Theoretical Implications
The approach formalizes the agentic GUI automation task as structured planning over deterministic state machines, facilitating connections to classical tree search theory, tabular RL, and sample-efficient value estimation. The bias-consistency and sample complexity results illuminate pathways for scalable, reliable agentic reasoning on constrained domains.
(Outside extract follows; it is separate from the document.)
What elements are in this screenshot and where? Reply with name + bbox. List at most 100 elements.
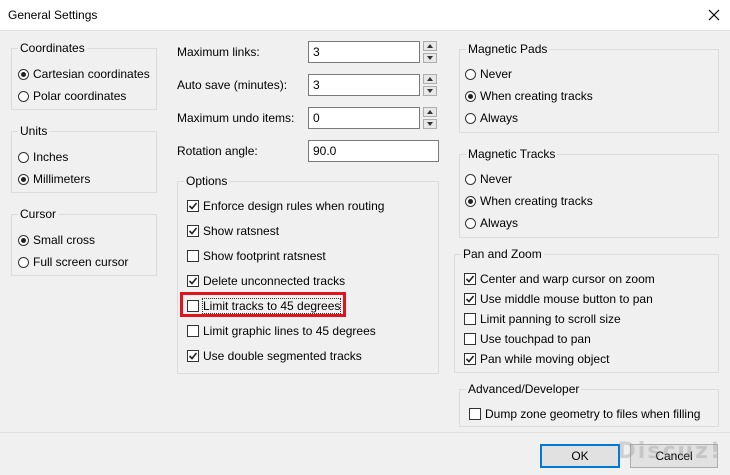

Limitations and Speculative Future Work
The current EAM framework presumes relatively static UI environments and may require incremental updating or evolution mechanisms for knowledge graphs in highly dynamic scenarios. Further research into adaptive KG evolution, continual learning, and privacy-preserving agent memory construction is warranted. Additionally, integrating richer semantic reasoning, stochastic environments, and hybrid policy/value architectures could further enhance agent robustness and generalization.
Conclusion
The Executable Agentic Memory paradigm represents a significant formal advance in GUI automation methodology, combining sample-efficient structured memory with value-guided planning to achieve reliable, efficient, and scalable agentic reasoning. Empirical and theoretical results jointly demonstrate the feasibility of memory-grounded automation, defining a robust foundation for future AI agentic systems targeting long-horizon interaction in real-world digital environments.